De dreiging van een belastingverhoging kan mensen ertoe aanzetten vervroegd met pensioen te gaan. Dat staat haaks op de noodzaak om meer mensen langer aan de slag houden. De commissie doet ook moedige aanbevelingen in die richting, maar de voorstellen om de pensioenen betaalbaar te houden, worden doorkruist door een herverdelingsagenda.
Dit zijn natuurlijk maar aanbevelingen, maar de overheid heeft al bewezen dat ze in staat is sociale contracten niet te honoreren. Denk maar aan de retroactieve belasting op sommige beleggingsfondsen die de regering-Di Rupo heeft genomen. Een paar dagen na de verkiezingen zagen beleggers plots die belasting — die nog niet bestond op het moment toen ze die belegging deden — van hun bankrekening gaan. Zo kweekt de overheid geen vertrouwen in de instellingen. Als de pensioencommissie vindt dat een tarief van 10 tot 20 procent niet billijk is, dan pleit dat hoogstens voor een hogere belasting op nieuw gestorte bedragen. Dan weet de burger waar hij aan toe is.
De commissie beseft nochtans het belang van het principe ‘pacta sunt servanda‘. Want ze schrijft: “De commissie wil geen afbreuk doen aan legitieme verwachtingen die in het verleden zijn gecreëerd. Bepaalde historische grondslagen mogen niet zomaar worden veronachtzaamd.” Dat respect voor sociale contracten gaat over de hoogte van de ambtenarenpensioenen, waar de commissie een aantal scheeftrekkingen wil aanpakken, zoals de lage pensioenleeftijd bij ambtenaren. Toch wil ze nauwelijks tornen aan de omvang van het ambtenarenpensioen. Je kunt ambtenaren op het einde van de rit inderdaad niet zeggen dat het beloofde pensioen om te lachen was. De overheid kan nieuwe voorwaarden invoeren bij nieuwe aanwervingen, of voor nieuw op te bouwen pensioenrechten.

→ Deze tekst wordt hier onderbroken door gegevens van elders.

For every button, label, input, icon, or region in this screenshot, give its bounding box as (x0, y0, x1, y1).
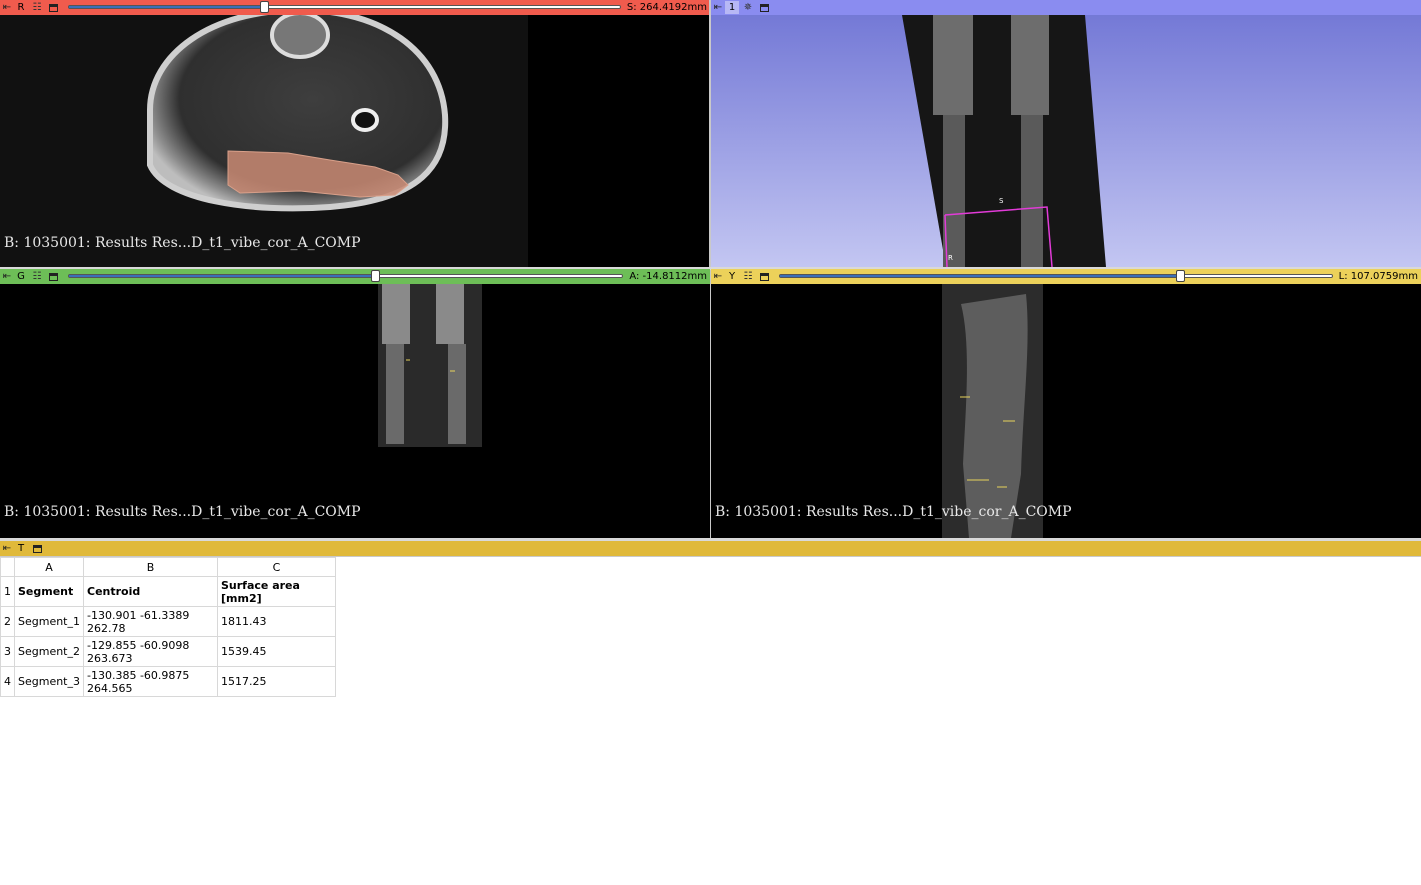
threed-view-letter[interactable]: 1 (725, 1, 739, 14)
row-number[interactable]: 1 (0, 576, 15, 607)
roi-box-label-r: R (948, 254, 953, 262)
row-number[interactable]: 3 (0, 636, 15, 667)
corner-header[interactable] (0, 557, 15, 577)
pin-icon[interactable]: ⇤ (0, 0, 14, 15)
green-slice-offset: A: -14.8112mm (629, 271, 707, 282)
green-slider-handle[interactable] (371, 270, 380, 282)
red-view-label: B: 1035001: Results Res...D_t1_vibe_cor_… (4, 235, 361, 251)
red-slider-handle[interactable] (260, 1, 269, 13)
yellow-slice-slider[interactable] (779, 269, 1333, 284)
segment-statistics-table-pane: A B C 1 Segment Centroid Surface area [m… (0, 556, 1421, 885)
roi-box-label-s: S (999, 197, 1004, 205)
red-view-controller-bar: ⇤ R ☷ S: 264.4192mm (0, 0, 710, 15)
table-cell[interactable]: 1517.25 (217, 666, 336, 697)
green-view-controller-bar: ⇤ G ☷ A: -14.8112mm (0, 269, 710, 284)
red-view-letter[interactable]: R (14, 1, 28, 14)
table-cell[interactable]: 1811.43 (217, 606, 336, 637)
table-cell[interactable]: -129.855 -60.9098 263.673 (83, 636, 218, 667)
table-view-controller-bar: ⇤ T (0, 541, 1421, 556)
table-row[interactable]: 4 Segment_3 -130.385 -60.9875 264.565 15… (0, 666, 336, 697)
table-row[interactable]: 3 Segment_2 -129.855 -60.9098 263.673 15… (0, 636, 336, 667)
coronal-volume-render: S R (902, 15, 1106, 267)
yellow-slice-viewport[interactable]: B: 1035001: Results Res...D_t1_vibe_cor_… (711, 284, 1421, 538)
column-header-row: A B C (0, 557, 336, 577)
pin-icon[interactable]: ⇤ (0, 541, 14, 556)
link-icon[interactable]: ☷ (30, 1, 44, 14)
red-slice-offset: S: 264.4192mm (626, 2, 707, 13)
table-cell[interactable]: Centroid (83, 576, 218, 607)
green-slice-viewport[interactable]: B: 1035001: Results Res...D_t1_vibe_cor_… (0, 284, 710, 538)
table-cell[interactable]: -130.385 -60.9875 264.565 (83, 666, 218, 697)
threed-viewport[interactable]: S R (711, 15, 1421, 267)
row-number[interactable]: 2 (0, 606, 15, 637)
center-3d-icon[interactable]: ✵ (741, 1, 755, 14)
table-cell[interactable]: 1539.45 (217, 636, 336, 667)
coronal-mri-image (378, 284, 482, 447)
yellow-slider-handle[interactable] (1176, 270, 1185, 282)
table-row[interactable]: 1 Segment Centroid Surface area [mm2] (0, 576, 336, 607)
threed-view-controller-bar: ⇤ 1 ✵ (711, 0, 1421, 15)
column-header-c[interactable]: C (217, 557, 336, 577)
yellow-view-label: B: 1035001: Results Res...D_t1_vibe_cor_… (715, 504, 1072, 520)
table-cell[interactable]: -130.901 -61.3389 262.78 (83, 606, 218, 637)
maximize-view-icon[interactable] (757, 270, 771, 283)
table-view-letter[interactable]: T (14, 542, 28, 555)
row-number[interactable]: 4 (0, 666, 15, 697)
pin-icon[interactable]: ⇤ (711, 269, 725, 284)
yellow-view-letter[interactable]: Y (725, 270, 739, 283)
green-view-letter[interactable]: G (14, 270, 28, 283)
table-cell[interactable]: Surface area [mm2] (217, 576, 336, 607)
maximize-view-icon[interactable] (30, 542, 44, 555)
column-header-b[interactable]: B (83, 557, 218, 577)
table-row[interactable]: 2 Segment_1 -130.901 -61.3389 262.78 181… (0, 606, 336, 637)
maximize-view-icon[interactable] (757, 1, 771, 14)
green-slice-slider[interactable] (68, 269, 624, 284)
maximize-view-icon[interactable] (46, 270, 60, 283)
table-cell[interactable]: Segment_2 (14, 636, 84, 667)
pin-icon[interactable]: ⇤ (0, 269, 14, 284)
link-icon[interactable]: ☷ (741, 270, 755, 283)
table-cell[interactable]: Segment_3 (14, 666, 84, 697)
column-header-a[interactable]: A (14, 557, 84, 577)
link-icon[interactable]: ☷ (30, 270, 44, 283)
yellow-slice-offset: L: 107.0759mm (1338, 271, 1418, 282)
red-slice-viewport[interactable]: B: 1035001: Results Res...D_t1_vibe_cor_… (0, 15, 710, 267)
red-slice-slider[interactable] (68, 0, 621, 15)
segment-statistics-table[interactable]: A B C 1 Segment Centroid Surface area [m… (0, 557, 336, 697)
maximize-view-icon[interactable] (46, 1, 60, 14)
table-cell[interactable]: Segment (14, 576, 84, 607)
sagittal-mri-image (942, 284, 1043, 538)
yellow-view-controller-bar: ⇤ Y ☷ L: 107.0759mm (711, 269, 1421, 284)
green-view-label: B: 1035001: Results Res...D_t1_vibe_cor_… (4, 504, 361, 520)
pin-icon[interactable]: ⇤ (711, 0, 725, 15)
table-cell[interactable]: Segment_1 (14, 606, 84, 637)
axial-mri-image (0, 15, 528, 267)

De commissie hanteert twee maten en twee gewichten: ze toont respect voor het sociaal contract over het ambtenarenpensioen, maar minacht dat contract voor het individuele pensioensparen, dat nota bene ook werd ingevoerd om het verschil tussen het wettelijke pensioen in de privésector en het ambtenarenpensioen te verkleinen.
De pensioencommissie pleit ook voor de beperking van de fiscale aftrekbaarheid van gestorte bijdragen in de derde pijler, het individuele pensioensparen. Daar geeft ze opnieuw blijk van een selectief geheugen. Want de fiscale subsidie van het pensioensparen is een compensatie voor het plafonneren van het wettelijk pensioen: wie in 2013 bruto meer verdiende dan 52.760 euro, blijft boven dat bedrag bijdragen aan de sociale zekerheid, maar bouwt geen bijkomende pensioenrechten meer op. Om een cynische ondertoon te vermijden, zou de commissie de titel van haar rapport het beste consequent toepassen.
DAAN KILLEMAES Hoofdredacteur
Wie gaat nog sparen als de overheid jeukende vingers krijgt om de vruchten aan het einde van de rit mee te graaien?